The following steps are to be taken in EPF withdrawal that is listed below.
- An individual first signs the UAN Member Portal with his/her UAN and password.
- After that, from the top of the Menu bar, he/she must click on the ‘Online Service’ tab and right afterward select “Claim(Form-31,19 and 10C)” from the drop-down menu.
- There, member details will be displayed on the screen, and then enter the last four digits of the bank account. After that, he/she must click on the “Verify” option.
- To proceed further, click on ‘Yes’ to sign the certificate of the undertaking.
- Now, the applicant must click on the option of “Proceed for the online claim”.
- Then, to withdraw the funds online, the applicant must select “PF Advance (Form 31)”.
- Then a fresh section of the online form will open where the applicant must have to select the option of “Purpose of which the advance is required” and the amount required with the address of the employee.
- Now, the applicant must tick on the certification and apply thereafter.
- Then, the applicant may also have to submit the scanned documents that depend on the purpose for which he/she has filled the form.
- At last, the applicant must have to approve his/her withdrawal request in which the money will be withdrawn from his/her EPF account and also gets deposited in the bank account mentioned in the withdrawal form.
Once the claim is processed, the SMS notification will be sent on the registered mobile number with EPFO. And the amount will be transferred to the bank account of the applicant. Although, EPFO has not provided any formal time limits. However, the money will be usually get credited within 15-20 working days.
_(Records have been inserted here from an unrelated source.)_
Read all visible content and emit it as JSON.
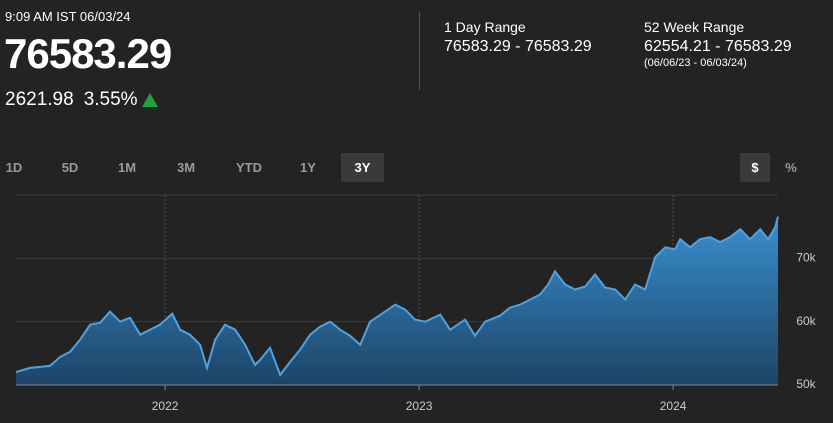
{
  "header": {
    "timestamp": "9:09 AM IST 06/03/24",
    "price": "76583.29",
    "change": "2621.98",
    "change_pct": "3.55%"
  },
  "ranges": [
    {
      "label": "1 Day Range",
      "value": "76583.29 - 76583.29"
    },
    {
      "label": "52 Week Range",
      "value": "62554.21 - 76583.29",
      "note": "(06/06/23 - 06/03/24)"
    }
  ],
  "tabs": [
    "1D",
    "5D",
    "1M",
    "3M",
    "YTD",
    "1Y",
    "3Y"
  ],
  "active_tab": 6,
  "units": [
    "$",
    "%"
  ],
  "active_unit": 0,
  "chart_data": {
    "type": "area",
    "color": "#4ba3e3",
    "x": [
      2021.413,
      2021.469,
      2021.547,
      2021.587,
      2021.626,
      2021.665,
      2021.705,
      2021.744,
      2021.783,
      2021.823,
      2021.862,
      2021.902,
      2021.941,
      2021.98,
      2022.028,
      2022.059,
      2022.098,
      2022.138,
      2022.165,
      2022.197,
      2022.236,
      2022.276,
      2022.315,
      2022.354,
      2022.374,
      2022.413,
      2022.453,
      2022.492,
      2022.531,
      2022.571,
      2022.61,
      2022.65,
      2022.689,
      2022.728,
      2022.768,
      2022.807,
      2022.866,
      2022.906,
      2022.945,
      2022.984,
      2023.024,
      2023.083,
      2023.122,
      2023.181,
      2023.22,
      2023.26,
      2023.319,
      2023.358,
      2023.398,
      2023.437,
      2023.476,
      2023.508,
      2023.535,
      2023.575,
      2023.614,
      2023.654,
      2023.693,
      2023.732,
      2023.772,
      2023.811,
      2023.85,
      2023.89,
      2023.929,
      2023.969,
      2024.008,
      2024.028,
      2024.067,
      2024.106,
      2024.146,
      2024.185,
      2024.224,
      2024.264,
      2024.303,
      2024.343,
      2024.374,
      2024.402,
      2024.413
    ],
    "values": [
      52060,
      52700,
      53020,
      54440,
      55240,
      57140,
      59520,
      59840,
      61590,
      60000,
      60630,
      57940,
      58730,
      59520,
      61270,
      58730,
      57940,
      56350,
      52700,
      57140,
      59520,
      58730,
      56350,
      53170,
      53970,
      55870,
      51590,
      53650,
      55560,
      57940,
      59210,
      60000,
      58730,
      57780,
      56350,
      60000,
      61590,
      62700,
      61900,
      60320,
      60000,
      61110,
      58730,
      60320,
      57780,
      60000,
      60950,
      62220,
      62700,
      63490,
      64290,
      65870,
      67940,
      65870,
      65080,
      65560,
      67460,
      65400,
      65080,
      63490,
      65870,
      65080,
      70160,
      71750,
      71430,
      73020,
      71750,
      73020,
      73330,
      72540,
      73330,
      74600,
      73020,
      74600,
      73020,
      74920,
      76583.29
    ],
    "xlim": [
      2021.413,
      2024.413
    ],
    "ylim": [
      50000,
      80000
    ],
    "xticks": [
      2022,
      2023,
      2024
    ],
    "yticks": [
      {
        "value": 50000,
        "label": "50k"
      },
      {
        "value": 60000,
        "label": "60k"
      },
      {
        "value": 70000,
        "label": "70k"
      }
    ],
    "grid": true
  }
}
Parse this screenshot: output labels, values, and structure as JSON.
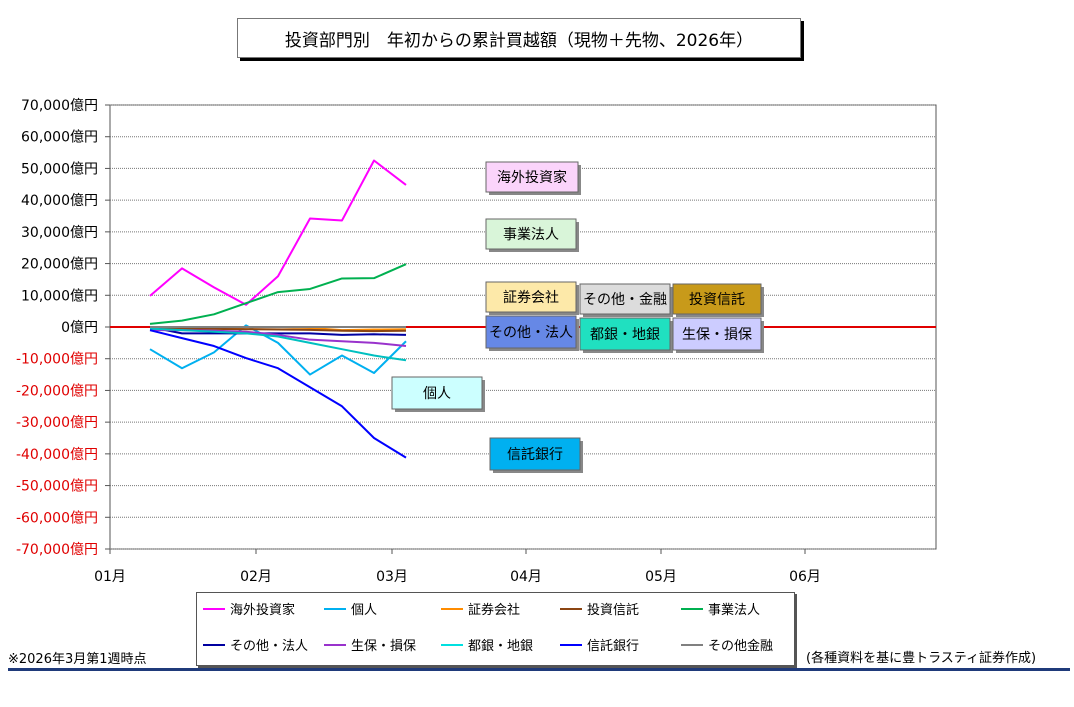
{
  "title": "投資部門別　年初からの累計買越額（現物＋先物、2026年）",
  "footnote": "※2026年3月第1週時点",
  "source": "(各種資料を基に豊トラスティ証券作成)",
  "colors": {
    "zero_line": "#e00000",
    "negative_tick": "#e00000",
    "positive_tick": "#000000"
  },
  "chart_data": {
    "type": "line",
    "title": "投資部門別　年初からの累計買越額（現物＋先物、2026年）",
    "y_unit": "億円",
    "ylim": [
      -70000,
      70000
    ],
    "y_ticks": [
      70000,
      60000,
      50000,
      40000,
      30000,
      20000,
      10000,
      0,
      -10000,
      -20000,
      -30000,
      -40000,
      -50000,
      -60000,
      -70000
    ],
    "y_tick_labels": [
      "70,000億円",
      "60,000億円",
      "50,000億円",
      "40,000億円",
      "30,000億円",
      "20,000億円",
      "10,000億円",
      "0億円",
      "-10,000億円",
      "-20,000億円",
      "-30,000億円",
      "-40,000億円",
      "-50,000億円",
      "-60,000億円",
      "-70,000億円"
    ],
    "x_tick_labels": [
      "01月",
      "02月",
      "03月",
      "04月",
      "05月",
      "06月"
    ],
    "x_weeks": [
      1,
      2,
      3,
      4,
      5,
      6,
      7,
      8,
      9
    ],
    "grid": true,
    "legend_position": "bottom",
    "series": [
      {
        "name": "海外投資家",
        "color": "#ff00ff",
        "values": [
          9800,
          18500,
          12500,
          7000,
          16000,
          34200,
          33600,
          52500,
          44800
        ]
      },
      {
        "name": "個人",
        "color": "#00b0f0",
        "values": [
          -7000,
          -13000,
          -8000,
          500,
          -5000,
          -15000,
          -9000,
          -14500,
          -4500
        ]
      },
      {
        "name": "証券会社",
        "color": "#ff8c00",
        "values": [
          0,
          0,
          -300,
          -100,
          0,
          -300,
          -1000,
          -800,
          -700
        ]
      },
      {
        "name": "投資信託",
        "color": "#8b4513",
        "values": [
          -300,
          -500,
          -600,
          -700,
          -800,
          -900,
          -1200,
          -1300,
          -1200
        ]
      },
      {
        "name": "事業法人",
        "color": "#00b050",
        "values": [
          1000,
          2000,
          4000,
          7500,
          11000,
          12000,
          15300,
          15400,
          19800
        ]
      },
      {
        "name": "その他・法人",
        "color": "#0000a0",
        "values": [
          0,
          -2000,
          -2000,
          -2000,
          -2000,
          -2000,
          -2500,
          -2300,
          -2500
        ]
      },
      {
        "name": "生保・損保",
        "color": "#9932cc",
        "values": [
          -1000,
          -1000,
          -1200,
          -1500,
          -2500,
          -4000,
          -4500,
          -5000,
          -6000
        ]
      },
      {
        "name": "都銀・地銀",
        "color": "#00c0c0",
        "values": [
          -500,
          -1000,
          -1500,
          -2000,
          -3000,
          -5000,
          -7000,
          -9000,
          -10500
        ]
      },
      {
        "name": "信託銀行",
        "color": "#0000ff",
        "values": [
          -1000,
          -3500,
          -6000,
          -9800,
          -13000,
          -19000,
          -25000,
          -35000,
          -41200
        ]
      },
      {
        "name": "その他金融",
        "color": "#808080",
        "values": [
          0,
          0,
          0,
          0,
          0,
          0,
          0,
          0,
          0
        ]
      }
    ],
    "annotations": [
      {
        "label": "海外投資家",
        "fill": "#fbd4fb"
      },
      {
        "label": "事業法人",
        "fill": "#d9f5d9"
      },
      {
        "label": "証券会社",
        "fill": "#fde9a9"
      },
      {
        "label": "その他・金融",
        "fill": "#dcdcdc"
      },
      {
        "label": "投資信託",
        "fill": "#c89a1a"
      },
      {
        "label": "その他・法人",
        "fill": "#6688e6"
      },
      {
        "label": "都銀・地銀",
        "fill": "#20e0c0"
      },
      {
        "label": "生保・損保",
        "fill": "#ccccff"
      },
      {
        "label": "個人",
        "fill": "#ccffff"
      },
      {
        "label": "信託銀行",
        "fill": "#00b0f0"
      }
    ]
  },
  "legend": [
    {
      "label": "海外投資家",
      "color": "#ff00ff"
    },
    {
      "label": "個人",
      "color": "#00b0f0"
    },
    {
      "label": "証券会社",
      "color": "#ff8c00"
    },
    {
      "label": "投資信託",
      "color": "#8b4513"
    },
    {
      "label": "事業法人",
      "color": "#00b050"
    },
    {
      "label": "その他・法人",
      "color": "#0000a0"
    },
    {
      "label": "生保・損保",
      "color": "#9932cc"
    },
    {
      "label": "都銀・地銀",
      "color": "#00e0e0"
    },
    {
      "label": "信託銀行",
      "color": "#0000ff"
    },
    {
      "label": "その他金融",
      "color": "#808080"
    }
  ]
}
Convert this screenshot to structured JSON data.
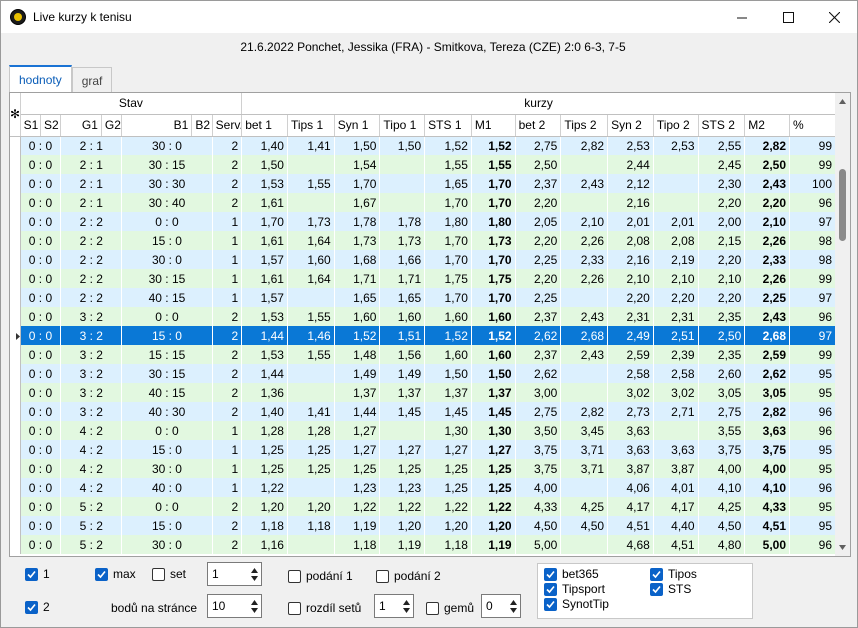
{
  "window": {
    "title": "Live kurzy k tenisu",
    "minimize_icon": "minimize-icon",
    "maximize_icon": "maximize-icon",
    "close_icon": "close-icon"
  },
  "match": {
    "summary": "21.6.2022 Ponchet, Jessika (FRA) - Smitkova, Tereza (CZE)  2:0  6-3, 7-5"
  },
  "tabs": [
    {
      "label": "hodnoty",
      "active": true
    },
    {
      "label": "graf",
      "active": false
    }
  ],
  "grid": {
    "corner": "✻",
    "groups": {
      "stav": "Stav",
      "kurzy": "kurzy"
    },
    "columns": [
      "S1",
      "S2",
      "G1",
      "G2",
      "B1",
      "B2",
      "Serv.",
      "bet 1",
      "Tips 1",
      "Syn 1",
      "Tipo 1",
      "STS 1",
      "M1",
      "bet 2",
      "Tips 2",
      "Syn 2",
      "Tipo 2",
      "STS 2",
      "M2",
      "%"
    ],
    "rows": [
      {
        "s": "0 : 0",
        "g": "2 : 1",
        "b": "30 : 0",
        "serv": "2",
        "bet1": "1,40",
        "tips1": "1,41",
        "syn1": "1,50",
        "tipo1": "1,50",
        "sts1": "1,52",
        "m1": "1,52",
        "bet2": "2,75",
        "tips2": "2,82",
        "syn2": "2,53",
        "tipo2": "2,53",
        "sts2": "2,55",
        "m2": "2,82",
        "pct": "99"
      },
      {
        "s": "0 : 0",
        "g": "2 : 1",
        "b": "30 : 15",
        "serv": "2",
        "bet1": "1,50",
        "tips1": "",
        "syn1": "1,54",
        "tipo1": "",
        "sts1": "1,55",
        "m1": "1,55",
        "bet2": "2,50",
        "tips2": "",
        "syn2": "2,44",
        "tipo2": "",
        "sts2": "2,45",
        "m2": "2,50",
        "pct": "99"
      },
      {
        "s": "0 : 0",
        "g": "2 : 1",
        "b": "30 : 30",
        "serv": "2",
        "bet1": "1,53",
        "tips1": "1,55",
        "syn1": "1,70",
        "tipo1": "",
        "sts1": "1,65",
        "m1": "1,70",
        "bet2": "2,37",
        "tips2": "2,43",
        "syn2": "2,12",
        "tipo2": "",
        "sts2": "2,30",
        "m2": "2,43",
        "pct": "100"
      },
      {
        "s": "0 : 0",
        "g": "2 : 1",
        "b": "30 : 40",
        "serv": "2",
        "bet1": "1,61",
        "tips1": "",
        "syn1": "1,67",
        "tipo1": "",
        "sts1": "1,70",
        "m1": "1,70",
        "bet2": "2,20",
        "tips2": "",
        "syn2": "2,16",
        "tipo2": "",
        "sts2": "2,20",
        "m2": "2,20",
        "pct": "96"
      },
      {
        "s": "0 : 0",
        "g": "2 : 2",
        "b": "0 : 0",
        "serv": "1",
        "bet1": "1,70",
        "tips1": "1,73",
        "syn1": "1,78",
        "tipo1": "1,78",
        "sts1": "1,80",
        "m1": "1,80",
        "bet2": "2,05",
        "tips2": "2,10",
        "syn2": "2,01",
        "tipo2": "2,01",
        "sts2": "2,00",
        "m2": "2,10",
        "pct": "97"
      },
      {
        "s": "0 : 0",
        "g": "2 : 2",
        "b": "15 : 0",
        "serv": "1",
        "bet1": "1,61",
        "tips1": "1,64",
        "syn1": "1,73",
        "tipo1": "1,73",
        "sts1": "1,70",
        "m1": "1,73",
        "bet2": "2,20",
        "tips2": "2,26",
        "syn2": "2,08",
        "tipo2": "2,08",
        "sts2": "2,15",
        "m2": "2,26",
        "pct": "98"
      },
      {
        "s": "0 : 0",
        "g": "2 : 2",
        "b": "30 : 0",
        "serv": "1",
        "bet1": "1,57",
        "tips1": "1,60",
        "syn1": "1,68",
        "tipo1": "1,66",
        "sts1": "1,70",
        "m1": "1,70",
        "bet2": "2,25",
        "tips2": "2,33",
        "syn2": "2,16",
        "tipo2": "2,19",
        "sts2": "2,20",
        "m2": "2,33",
        "pct": "98"
      },
      {
        "s": "0 : 0",
        "g": "2 : 2",
        "b": "30 : 15",
        "serv": "1",
        "bet1": "1,61",
        "tips1": "1,64",
        "syn1": "1,71",
        "tipo1": "1,71",
        "sts1": "1,75",
        "m1": "1,75",
        "bet2": "2,20",
        "tips2": "2,26",
        "syn2": "2,10",
        "tipo2": "2,10",
        "sts2": "2,10",
        "m2": "2,26",
        "pct": "99"
      },
      {
        "s": "0 : 0",
        "g": "2 : 2",
        "b": "40 : 15",
        "serv": "1",
        "bet1": "1,57",
        "tips1": "",
        "syn1": "1,65",
        "tipo1": "1,65",
        "sts1": "1,70",
        "m1": "1,70",
        "bet2": "2,25",
        "tips2": "",
        "syn2": "2,20",
        "tipo2": "2,20",
        "sts2": "2,20",
        "m2": "2,25",
        "pct": "97"
      },
      {
        "s": "0 : 0",
        "g": "3 : 2",
        "b": "0 : 0",
        "serv": "2",
        "bet1": "1,53",
        "tips1": "1,55",
        "syn1": "1,60",
        "tipo1": "1,60",
        "sts1": "1,60",
        "m1": "1,60",
        "bet2": "2,37",
        "tips2": "2,43",
        "syn2": "2,31",
        "tipo2": "2,31",
        "sts2": "2,35",
        "m2": "2,43",
        "pct": "96"
      },
      {
        "s": "0 : 0",
        "g": "3 : 2",
        "b": "15 : 0",
        "serv": "2",
        "bet1": "1,44",
        "tips1": "1,46",
        "syn1": "1,52",
        "tipo1": "1,51",
        "sts1": "1,52",
        "m1": "1,52",
        "bet2": "2,62",
        "tips2": "2,68",
        "syn2": "2,49",
        "tipo2": "2,51",
        "sts2": "2,50",
        "m2": "2,68",
        "pct": "97",
        "selected": true
      },
      {
        "s": "0 : 0",
        "g": "3 : 2",
        "b": "15 : 15",
        "serv": "2",
        "bet1": "1,53",
        "tips1": "1,55",
        "syn1": "1,48",
        "tipo1": "1,56",
        "sts1": "1,60",
        "m1": "1,60",
        "bet2": "2,37",
        "tips2": "2,43",
        "syn2": "2,59",
        "tipo2": "2,39",
        "sts2": "2,35",
        "m2": "2,59",
        "pct": "99"
      },
      {
        "s": "0 : 0",
        "g": "3 : 2",
        "b": "30 : 15",
        "serv": "2",
        "bet1": "1,44",
        "tips1": "",
        "syn1": "1,49",
        "tipo1": "1,49",
        "sts1": "1,50",
        "m1": "1,50",
        "bet2": "2,62",
        "tips2": "",
        "syn2": "2,58",
        "tipo2": "2,58",
        "sts2": "2,60",
        "m2": "2,62",
        "pct": "95"
      },
      {
        "s": "0 : 0",
        "g": "3 : 2",
        "b": "40 : 15",
        "serv": "2",
        "bet1": "1,36",
        "tips1": "",
        "syn1": "1,37",
        "tipo1": "1,37",
        "sts1": "1,37",
        "m1": "1,37",
        "bet2": "3,00",
        "tips2": "",
        "syn2": "3,02",
        "tipo2": "3,02",
        "sts2": "3,05",
        "m2": "3,05",
        "pct": "95"
      },
      {
        "s": "0 : 0",
        "g": "3 : 2",
        "b": "40 : 30",
        "serv": "2",
        "bet1": "1,40",
        "tips1": "1,41",
        "syn1": "1,44",
        "tipo1": "1,45",
        "sts1": "1,45",
        "m1": "1,45",
        "bet2": "2,75",
        "tips2": "2,82",
        "syn2": "2,73",
        "tipo2": "2,71",
        "sts2": "2,75",
        "m2": "2,82",
        "pct": "96"
      },
      {
        "s": "0 : 0",
        "g": "4 : 2",
        "b": "0 : 0",
        "serv": "1",
        "bet1": "1,28",
        "tips1": "1,28",
        "syn1": "1,27",
        "tipo1": "",
        "sts1": "1,30",
        "m1": "1,30",
        "bet2": "3,50",
        "tips2": "3,45",
        "syn2": "3,63",
        "tipo2": "",
        "sts2": "3,55",
        "m2": "3,63",
        "pct": "96"
      },
      {
        "s": "0 : 0",
        "g": "4 : 2",
        "b": "15 : 0",
        "serv": "1",
        "bet1": "1,25",
        "tips1": "1,25",
        "syn1": "1,27",
        "tipo1": "1,27",
        "sts1": "1,27",
        "m1": "1,27",
        "bet2": "3,75",
        "tips2": "3,71",
        "syn2": "3,63",
        "tipo2": "3,63",
        "sts2": "3,75",
        "m2": "3,75",
        "pct": "95"
      },
      {
        "s": "0 : 0",
        "g": "4 : 2",
        "b": "30 : 0",
        "serv": "1",
        "bet1": "1,25",
        "tips1": "1,25",
        "syn1": "1,25",
        "tipo1": "1,25",
        "sts1": "1,25",
        "m1": "1,25",
        "bet2": "3,75",
        "tips2": "3,71",
        "syn2": "3,87",
        "tipo2": "3,87",
        "sts2": "4,00",
        "m2": "4,00",
        "pct": "95"
      },
      {
        "s": "0 : 0",
        "g": "4 : 2",
        "b": "40 : 0",
        "serv": "1",
        "bet1": "1,22",
        "tips1": "",
        "syn1": "1,23",
        "tipo1": "1,23",
        "sts1": "1,25",
        "m1": "1,25",
        "bet2": "4,00",
        "tips2": "",
        "syn2": "4,06",
        "tipo2": "4,01",
        "sts2": "4,10",
        "m2": "4,10",
        "pct": "96"
      },
      {
        "s": "0 : 0",
        "g": "5 : 2",
        "b": "0 : 0",
        "serv": "2",
        "bet1": "1,20",
        "tips1": "1,20",
        "syn1": "1,22",
        "tipo1": "1,22",
        "sts1": "1,22",
        "m1": "1,22",
        "bet2": "4,33",
        "tips2": "4,25",
        "syn2": "4,17",
        "tipo2": "4,17",
        "sts2": "4,25",
        "m2": "4,33",
        "pct": "95"
      },
      {
        "s": "0 : 0",
        "g": "5 : 2",
        "b": "15 : 0",
        "serv": "2",
        "bet1": "1,18",
        "tips1": "1,18",
        "syn1": "1,19",
        "tipo1": "1,20",
        "sts1": "1,20",
        "m1": "1,20",
        "bet2": "4,50",
        "tips2": "4,50",
        "syn2": "4,51",
        "tipo2": "4,40",
        "sts2": "4,50",
        "m2": "4,51",
        "pct": "95"
      },
      {
        "s": "0 : 0",
        "g": "5 : 2",
        "b": "30 : 0",
        "serv": "2",
        "bet1": "1,16",
        "tips1": "",
        "syn1": "1,18",
        "tipo1": "1,19",
        "sts1": "1,18",
        "m1": "1,19",
        "bet2": "5,00",
        "tips2": "",
        "syn2": "4,68",
        "tipo2": "4,51",
        "sts2": "4,80",
        "m2": "5,00",
        "pct": "96"
      }
    ]
  },
  "controls": {
    "chk_1": {
      "label": "1",
      "checked": true
    },
    "chk_2": {
      "label": "2",
      "checked": true
    },
    "chk_max": {
      "label": "max",
      "checked": true
    },
    "chk_set": {
      "label": "set",
      "checked": false
    },
    "spin_set": "1",
    "points_label": "bodů na stránce",
    "spin_points": "10",
    "chk_podani1": {
      "label": "podání 1",
      "checked": false
    },
    "chk_podani2": {
      "label": "podání 2",
      "checked": false
    },
    "chk_rozdil": {
      "label": "rozdíl setů",
      "checked": false
    },
    "spin_rozdil": "1",
    "chk_gemu": {
      "label": "gemů",
      "checked": false
    },
    "spin_gemu": "0",
    "bookies": {
      "bet365": {
        "label": "bet365",
        "checked": true
      },
      "tipsport": {
        "label": "Tipsport",
        "checked": true
      },
      "synottip": {
        "label": "SynotTip",
        "checked": true
      },
      "tipos": {
        "label": "Tipos",
        "checked": true
      },
      "sts": {
        "label": "STS",
        "checked": true
      }
    }
  },
  "colors": {
    "row_blue": "#dcf0fe",
    "row_green": "#e2f8e0",
    "selected": "#0a78d6",
    "accent": "#0a62c8"
  }
}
Q3. Is the interest rate of the EPF taxable?
Ans. The EPF balance rate is exempted from the tax payments till the date of retirement. But, after retirement, the interest credited will stand taxable as an income from other sources.
Q4. State one main difference between the interest rate of EPF and PPF.
Ans. The interest rate of PPF for the financial year 2020-21 is 2.1% whereas, the interest rate of EPF for the financial year 2020 is 8.50%.
Q5. When is the EPF interest credited to the employee’s account?
Ans. According to the EPF Act specification of 1952, as per the monthly running balances that effects the last date of every financial year, the interest is thus credited to the member’s account.